EFF contro le pratiche di Google
Secondo l’EFF, Google avrebbe violato le proprie promesse di trasparenza. Per quasi un decennio, l’azienda avrebbe assicurato agli utenti di fornire notifiche prima di condividere dati con le forze dell’ordine. Tuttavia, questa garanzia non sarebbe stata rispettata in diversi casi.
Un esempio citato riguarda Amandla Thomas-Johnson, ex dottorando della Cornell University. L’uomo sostiene di non aver ricevuto alcuna notifica quando l’Immigration and Customs Enforcement (ICE) ha ottenuto accesso al suo account email universitario. Un’assenza di comunicazione che, secondo l’EFF, non rappresenterebbe un caso isolato ma parte di una pratica più ampia e sistemica.
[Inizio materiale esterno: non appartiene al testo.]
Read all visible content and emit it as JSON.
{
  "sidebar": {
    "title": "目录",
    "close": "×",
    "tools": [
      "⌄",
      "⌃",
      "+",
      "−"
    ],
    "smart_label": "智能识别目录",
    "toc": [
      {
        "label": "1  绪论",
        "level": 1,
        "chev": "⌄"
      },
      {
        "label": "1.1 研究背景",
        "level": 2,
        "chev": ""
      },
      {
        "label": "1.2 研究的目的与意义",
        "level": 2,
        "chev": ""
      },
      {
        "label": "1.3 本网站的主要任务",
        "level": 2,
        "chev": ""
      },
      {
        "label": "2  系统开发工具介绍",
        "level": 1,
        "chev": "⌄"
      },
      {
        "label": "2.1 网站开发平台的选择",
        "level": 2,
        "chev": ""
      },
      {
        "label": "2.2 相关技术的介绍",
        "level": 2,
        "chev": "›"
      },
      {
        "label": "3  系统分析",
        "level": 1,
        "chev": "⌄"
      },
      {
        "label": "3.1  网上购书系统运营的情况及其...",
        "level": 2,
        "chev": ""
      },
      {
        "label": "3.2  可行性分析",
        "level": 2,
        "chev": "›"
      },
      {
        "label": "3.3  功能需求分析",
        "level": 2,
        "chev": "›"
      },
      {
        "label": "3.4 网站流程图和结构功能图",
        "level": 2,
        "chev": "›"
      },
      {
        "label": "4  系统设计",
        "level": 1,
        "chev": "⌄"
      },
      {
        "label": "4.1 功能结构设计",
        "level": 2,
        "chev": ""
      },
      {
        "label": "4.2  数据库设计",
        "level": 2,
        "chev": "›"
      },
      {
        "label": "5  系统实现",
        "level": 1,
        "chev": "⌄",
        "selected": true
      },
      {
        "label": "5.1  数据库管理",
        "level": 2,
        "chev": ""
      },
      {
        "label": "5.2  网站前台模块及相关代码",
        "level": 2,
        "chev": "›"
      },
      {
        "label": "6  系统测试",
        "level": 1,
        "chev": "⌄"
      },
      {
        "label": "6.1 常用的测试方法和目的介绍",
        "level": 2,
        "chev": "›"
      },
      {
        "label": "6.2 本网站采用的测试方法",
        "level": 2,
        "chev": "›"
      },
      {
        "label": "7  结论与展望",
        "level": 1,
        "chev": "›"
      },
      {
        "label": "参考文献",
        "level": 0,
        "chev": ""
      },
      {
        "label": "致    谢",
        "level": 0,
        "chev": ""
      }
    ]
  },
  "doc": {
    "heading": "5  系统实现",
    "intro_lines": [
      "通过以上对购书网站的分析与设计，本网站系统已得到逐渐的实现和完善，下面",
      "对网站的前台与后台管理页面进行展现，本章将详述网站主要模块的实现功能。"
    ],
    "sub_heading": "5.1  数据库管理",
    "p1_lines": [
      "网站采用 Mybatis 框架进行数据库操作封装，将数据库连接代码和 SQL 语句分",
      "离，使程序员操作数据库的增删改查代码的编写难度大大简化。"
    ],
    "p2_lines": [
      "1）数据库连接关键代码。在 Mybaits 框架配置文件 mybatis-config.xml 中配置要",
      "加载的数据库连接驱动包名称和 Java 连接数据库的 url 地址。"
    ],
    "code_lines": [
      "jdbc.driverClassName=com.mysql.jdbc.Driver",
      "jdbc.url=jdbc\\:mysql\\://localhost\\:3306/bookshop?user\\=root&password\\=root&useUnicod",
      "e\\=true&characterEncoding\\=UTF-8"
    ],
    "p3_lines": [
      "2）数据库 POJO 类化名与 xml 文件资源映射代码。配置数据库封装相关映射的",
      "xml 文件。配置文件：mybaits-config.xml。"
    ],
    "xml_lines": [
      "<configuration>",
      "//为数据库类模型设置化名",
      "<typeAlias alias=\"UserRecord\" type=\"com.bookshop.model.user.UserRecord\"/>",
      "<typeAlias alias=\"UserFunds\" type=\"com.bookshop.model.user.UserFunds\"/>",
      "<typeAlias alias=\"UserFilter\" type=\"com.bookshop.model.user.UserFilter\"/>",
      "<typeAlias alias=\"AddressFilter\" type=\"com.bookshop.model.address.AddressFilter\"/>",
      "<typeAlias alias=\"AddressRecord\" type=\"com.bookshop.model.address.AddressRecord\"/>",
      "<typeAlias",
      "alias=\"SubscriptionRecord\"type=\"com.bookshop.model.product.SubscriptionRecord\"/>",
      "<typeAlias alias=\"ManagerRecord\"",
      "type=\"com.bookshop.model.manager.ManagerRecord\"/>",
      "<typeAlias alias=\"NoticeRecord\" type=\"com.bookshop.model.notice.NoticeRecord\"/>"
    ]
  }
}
Consegnare dati a ICE e il nodo della trasparenza
La vicenda sollevata dall’EFF mette in evidenza un punto critico: la gestione delle richieste governative di accesso ai dati. Secondo l’organizzazione, Google avrebbe talvolta condiviso informazioni senza autorizzazione preventiva degli utenti, con l’obiettivo di velocizzare la risposta alle richieste delle autorità.
Questa dinamica rischia di minare la fiducia degli utenti nei servizi digitali. La mancata notifica impedisce infatti alle persone coinvolte di reagire tempestivamente o di tutelarsi legalmente. In un contesto in cui le comunicazioni personali e professionali passano sempre più attraverso piattaforme cloud, la questione assume un peso significativo.
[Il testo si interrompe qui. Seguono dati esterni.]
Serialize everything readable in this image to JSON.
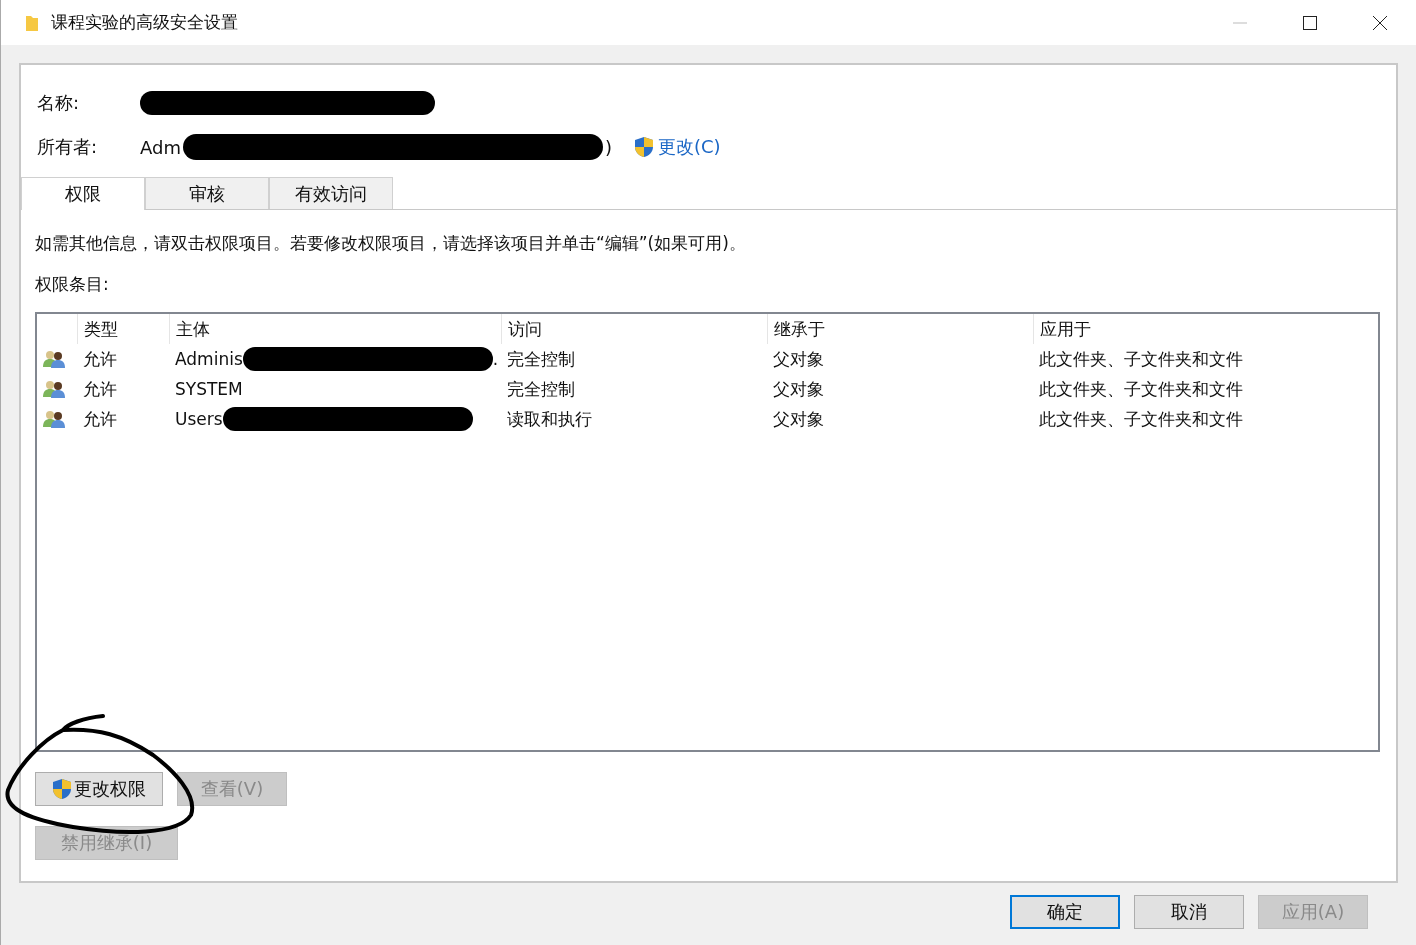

Le accuse di pratiche ingannevoli e il ruolo delle autorità
L’EFF parla esplicitamente di possibili pratiche ingannevoli nei confronti degli utenti. Nella lettera indirizzata alle autorità, l’organizzazione sostiene che Google non avrebbe rispettato in modo coerente le proprie policy pubbliche, soprattutto quando si tratta di richieste provenienti da enti come il Department of Homeland Security.
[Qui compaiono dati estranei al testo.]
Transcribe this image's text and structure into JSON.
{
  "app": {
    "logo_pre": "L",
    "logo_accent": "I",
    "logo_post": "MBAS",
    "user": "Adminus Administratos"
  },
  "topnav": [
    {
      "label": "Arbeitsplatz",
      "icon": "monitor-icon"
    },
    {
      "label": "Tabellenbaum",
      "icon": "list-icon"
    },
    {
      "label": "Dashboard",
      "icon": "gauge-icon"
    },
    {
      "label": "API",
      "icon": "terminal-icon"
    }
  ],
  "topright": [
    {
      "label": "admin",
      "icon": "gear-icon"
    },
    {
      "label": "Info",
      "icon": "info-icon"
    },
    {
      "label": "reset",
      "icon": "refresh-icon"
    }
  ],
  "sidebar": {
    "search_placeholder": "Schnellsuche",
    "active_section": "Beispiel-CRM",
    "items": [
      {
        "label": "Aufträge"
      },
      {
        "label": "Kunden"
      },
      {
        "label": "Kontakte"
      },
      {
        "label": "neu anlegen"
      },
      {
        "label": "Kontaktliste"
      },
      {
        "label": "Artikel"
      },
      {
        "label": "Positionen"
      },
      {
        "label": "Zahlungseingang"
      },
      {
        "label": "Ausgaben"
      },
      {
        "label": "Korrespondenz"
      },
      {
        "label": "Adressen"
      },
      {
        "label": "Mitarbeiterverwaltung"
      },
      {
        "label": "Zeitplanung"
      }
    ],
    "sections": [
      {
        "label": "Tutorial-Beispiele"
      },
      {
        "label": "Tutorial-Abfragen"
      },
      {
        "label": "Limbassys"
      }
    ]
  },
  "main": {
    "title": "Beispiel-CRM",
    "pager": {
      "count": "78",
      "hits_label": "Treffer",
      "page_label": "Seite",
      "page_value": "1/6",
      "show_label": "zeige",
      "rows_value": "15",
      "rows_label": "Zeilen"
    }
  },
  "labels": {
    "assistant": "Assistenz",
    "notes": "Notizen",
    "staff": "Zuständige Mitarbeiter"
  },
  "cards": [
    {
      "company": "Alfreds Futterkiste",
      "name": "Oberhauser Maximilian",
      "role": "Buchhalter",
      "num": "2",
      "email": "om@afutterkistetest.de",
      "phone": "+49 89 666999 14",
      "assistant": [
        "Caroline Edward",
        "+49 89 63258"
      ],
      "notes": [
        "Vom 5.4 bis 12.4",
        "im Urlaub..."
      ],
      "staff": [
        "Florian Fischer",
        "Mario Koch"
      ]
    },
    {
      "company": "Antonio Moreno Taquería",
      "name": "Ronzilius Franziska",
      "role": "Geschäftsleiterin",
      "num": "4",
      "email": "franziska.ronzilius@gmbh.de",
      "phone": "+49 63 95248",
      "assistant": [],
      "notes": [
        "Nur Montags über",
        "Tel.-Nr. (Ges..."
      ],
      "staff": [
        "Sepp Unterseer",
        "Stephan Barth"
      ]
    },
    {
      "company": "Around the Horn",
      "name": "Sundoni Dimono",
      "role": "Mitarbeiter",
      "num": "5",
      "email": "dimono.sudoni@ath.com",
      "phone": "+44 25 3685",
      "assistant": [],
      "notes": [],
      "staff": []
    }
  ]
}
Per questo motivo, l’EFF chiede alle procure di California e New York di intervenire, valutando eventuali violazioni delle leggi a tutela dei consumatori. Un eventuale accertamento potrebbe avere conseguenze rilevanti non solo per Google, ma anche per l’intero settore tecnologico.
Il caso Thomas-Johnson e le implicazioni sulla privacy
Il caso di Thomas-Johnson è diventato emblematico per la denuncia. L’ex studente ha scoperto che il DHS aveva emesso una subpoena sul suo account personale, mentre sospettava anche un possibile accesso all’email universitaria. Dopo aver lasciato gli Stati Uniti per timore di espulsione, non ha ricevuto risposte chiare da Cornell.
La sua vicenda evidenzia le zone d’ombra nella comunicazione tra istituzioni accademiche, aziende tecnologiche e autorità governative. Il dubbio centrale resta aperto: quali dati sono stati effettivamente condivisi e senza quale forma di notifica?
Verso nuove regole per la gestione dei dati digitali
Le accuse mosse dall’EFF potrebbero spingere verso un ripensamento delle regole sulla privacy negli Stati Uniti. Il rapporto tra big tech e autorità pubbliche è sempre più al centro del dibattito, soprattutto quando riguarda la gestione di informazioni sensibili.
Se confermate, le pratiche contestate potrebbero accelerare l’introduzione di standard più rigidi su notifiche e trasparenza. Un cambiamento che avrebbe impatti diretti su milioni di utenti che ogni giorno utilizzano servizi digitali per comunicare e lavorare.